As of fiscal year 2024, Colorado’s error rate was just under 10%. That means the state would be on the hook for 10% of SNAP’s costs, which would result in a loss of $130 million in federal funds, according to an analysis by the Colorado Fiscal Institute.
Pogue said even without the new federal changes, counties’ health and human services departments were already stressed due to a lack of sufficient state funding to administer social programs. She said her county discussed hiring more staff to deal with the increased workload from Republicans’ tax and spending law, but budget constraints mean “there’s no more money to pay for those employees.”
“How do you do more with less? That’s the question that we’re all wrestling with right now,” Pogue said.
While Pogue said the work to ratchet down Colorado’s error rate “has already started,” efforts to overhaul how counties deliver social programs will need to be a longer-term process.
“I think it’s very important that we not rush that conversation,” Pogue said. “That is the conversation that we need to make sure that we’re doing right so that we don’t have any unintended consequences as a result.”
As lawmakers and counties continue to negotiate the details of a forthcoming bill, both want to ensure that those who are eligible for benefit programs don’t fall through the cracks.

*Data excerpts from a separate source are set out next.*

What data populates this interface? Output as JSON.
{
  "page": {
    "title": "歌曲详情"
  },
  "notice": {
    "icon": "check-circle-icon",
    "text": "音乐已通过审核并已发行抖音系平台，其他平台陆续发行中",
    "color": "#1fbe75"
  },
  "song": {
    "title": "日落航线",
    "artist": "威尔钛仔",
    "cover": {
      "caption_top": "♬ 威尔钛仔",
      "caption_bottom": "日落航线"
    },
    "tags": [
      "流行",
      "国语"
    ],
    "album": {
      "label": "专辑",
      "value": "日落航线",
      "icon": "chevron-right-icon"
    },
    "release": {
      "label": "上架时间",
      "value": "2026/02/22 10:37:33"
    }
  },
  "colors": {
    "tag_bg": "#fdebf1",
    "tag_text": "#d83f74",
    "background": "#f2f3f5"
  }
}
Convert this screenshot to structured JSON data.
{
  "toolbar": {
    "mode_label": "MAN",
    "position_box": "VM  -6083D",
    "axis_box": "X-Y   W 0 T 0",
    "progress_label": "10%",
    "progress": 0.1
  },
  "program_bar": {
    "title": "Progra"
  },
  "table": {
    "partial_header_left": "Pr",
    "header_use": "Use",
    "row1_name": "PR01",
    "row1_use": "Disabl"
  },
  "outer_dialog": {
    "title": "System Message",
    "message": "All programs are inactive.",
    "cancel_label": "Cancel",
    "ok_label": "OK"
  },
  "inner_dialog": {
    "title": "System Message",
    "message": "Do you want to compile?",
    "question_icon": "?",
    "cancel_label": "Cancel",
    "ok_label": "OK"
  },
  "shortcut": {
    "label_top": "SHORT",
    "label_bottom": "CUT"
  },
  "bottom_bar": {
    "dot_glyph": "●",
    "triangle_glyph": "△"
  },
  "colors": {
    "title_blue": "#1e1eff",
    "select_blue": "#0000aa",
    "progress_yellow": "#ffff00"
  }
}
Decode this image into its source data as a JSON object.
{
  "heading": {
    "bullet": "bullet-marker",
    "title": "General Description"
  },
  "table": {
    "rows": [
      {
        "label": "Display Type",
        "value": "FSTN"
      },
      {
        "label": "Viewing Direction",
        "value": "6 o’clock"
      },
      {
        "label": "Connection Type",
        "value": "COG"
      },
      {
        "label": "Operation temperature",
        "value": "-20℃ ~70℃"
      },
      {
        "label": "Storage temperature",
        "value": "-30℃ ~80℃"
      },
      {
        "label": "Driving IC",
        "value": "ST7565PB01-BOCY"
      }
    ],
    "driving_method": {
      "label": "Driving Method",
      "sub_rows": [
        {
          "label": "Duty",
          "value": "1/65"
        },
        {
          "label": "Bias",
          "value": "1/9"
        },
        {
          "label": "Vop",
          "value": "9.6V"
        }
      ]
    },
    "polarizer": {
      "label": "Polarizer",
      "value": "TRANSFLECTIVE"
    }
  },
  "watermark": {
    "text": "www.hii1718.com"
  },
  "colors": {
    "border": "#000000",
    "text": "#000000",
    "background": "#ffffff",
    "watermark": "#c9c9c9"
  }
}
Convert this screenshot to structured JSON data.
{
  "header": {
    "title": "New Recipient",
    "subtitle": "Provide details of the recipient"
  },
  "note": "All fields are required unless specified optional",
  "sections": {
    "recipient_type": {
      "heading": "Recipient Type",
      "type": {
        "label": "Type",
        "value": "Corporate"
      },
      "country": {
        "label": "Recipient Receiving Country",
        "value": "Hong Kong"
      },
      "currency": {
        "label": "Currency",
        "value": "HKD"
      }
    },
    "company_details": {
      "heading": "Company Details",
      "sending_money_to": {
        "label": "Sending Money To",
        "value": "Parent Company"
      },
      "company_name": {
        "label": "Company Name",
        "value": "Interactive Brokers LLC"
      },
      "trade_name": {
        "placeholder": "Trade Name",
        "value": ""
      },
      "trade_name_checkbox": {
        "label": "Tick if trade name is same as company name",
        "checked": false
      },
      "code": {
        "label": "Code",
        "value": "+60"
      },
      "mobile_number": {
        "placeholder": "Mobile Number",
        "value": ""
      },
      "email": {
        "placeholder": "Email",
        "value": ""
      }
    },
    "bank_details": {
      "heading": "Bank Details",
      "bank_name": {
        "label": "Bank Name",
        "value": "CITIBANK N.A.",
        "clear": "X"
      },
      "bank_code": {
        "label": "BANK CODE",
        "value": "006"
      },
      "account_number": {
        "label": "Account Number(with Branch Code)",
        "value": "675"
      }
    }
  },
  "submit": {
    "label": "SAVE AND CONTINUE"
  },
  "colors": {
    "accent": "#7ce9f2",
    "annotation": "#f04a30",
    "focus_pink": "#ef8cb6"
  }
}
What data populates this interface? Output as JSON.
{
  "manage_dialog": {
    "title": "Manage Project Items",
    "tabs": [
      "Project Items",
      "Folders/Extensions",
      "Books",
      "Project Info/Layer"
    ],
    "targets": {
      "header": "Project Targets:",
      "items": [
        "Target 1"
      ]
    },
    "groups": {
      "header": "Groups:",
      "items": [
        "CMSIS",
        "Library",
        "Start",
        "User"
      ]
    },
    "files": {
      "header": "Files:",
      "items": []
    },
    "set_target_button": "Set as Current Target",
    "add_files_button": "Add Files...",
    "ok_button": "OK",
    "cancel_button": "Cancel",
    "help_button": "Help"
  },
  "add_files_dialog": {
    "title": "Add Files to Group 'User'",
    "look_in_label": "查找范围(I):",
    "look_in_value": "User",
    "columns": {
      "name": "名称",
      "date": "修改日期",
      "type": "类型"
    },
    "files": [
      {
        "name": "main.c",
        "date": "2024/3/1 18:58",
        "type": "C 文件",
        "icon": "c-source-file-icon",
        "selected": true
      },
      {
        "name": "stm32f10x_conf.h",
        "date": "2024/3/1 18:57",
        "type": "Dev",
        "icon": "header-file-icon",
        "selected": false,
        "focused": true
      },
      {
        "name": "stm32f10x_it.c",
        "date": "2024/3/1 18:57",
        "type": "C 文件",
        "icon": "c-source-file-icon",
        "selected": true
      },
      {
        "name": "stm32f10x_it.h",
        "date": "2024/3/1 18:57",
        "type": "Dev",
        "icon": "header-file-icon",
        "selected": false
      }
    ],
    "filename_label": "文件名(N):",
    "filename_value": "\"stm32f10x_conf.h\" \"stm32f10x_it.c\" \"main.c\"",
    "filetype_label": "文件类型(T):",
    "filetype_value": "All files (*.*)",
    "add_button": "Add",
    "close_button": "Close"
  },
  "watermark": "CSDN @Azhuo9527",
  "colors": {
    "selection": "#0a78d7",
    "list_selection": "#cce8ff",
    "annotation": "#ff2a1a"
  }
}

“That’s a big challenge,” Amabile said. “We have to keep doing what we’re doing while we make some changes. Things will have to run in parallel for a bit, and you have to have everybody bought in.”
Flenniken said a shared commitment to protecting enrollees is crucial to keeping negotiations on the proposed bill on track.
“Nobody wants to see penalties come. Nobody wants to see people going without the benefits that they need,” Flenniken said.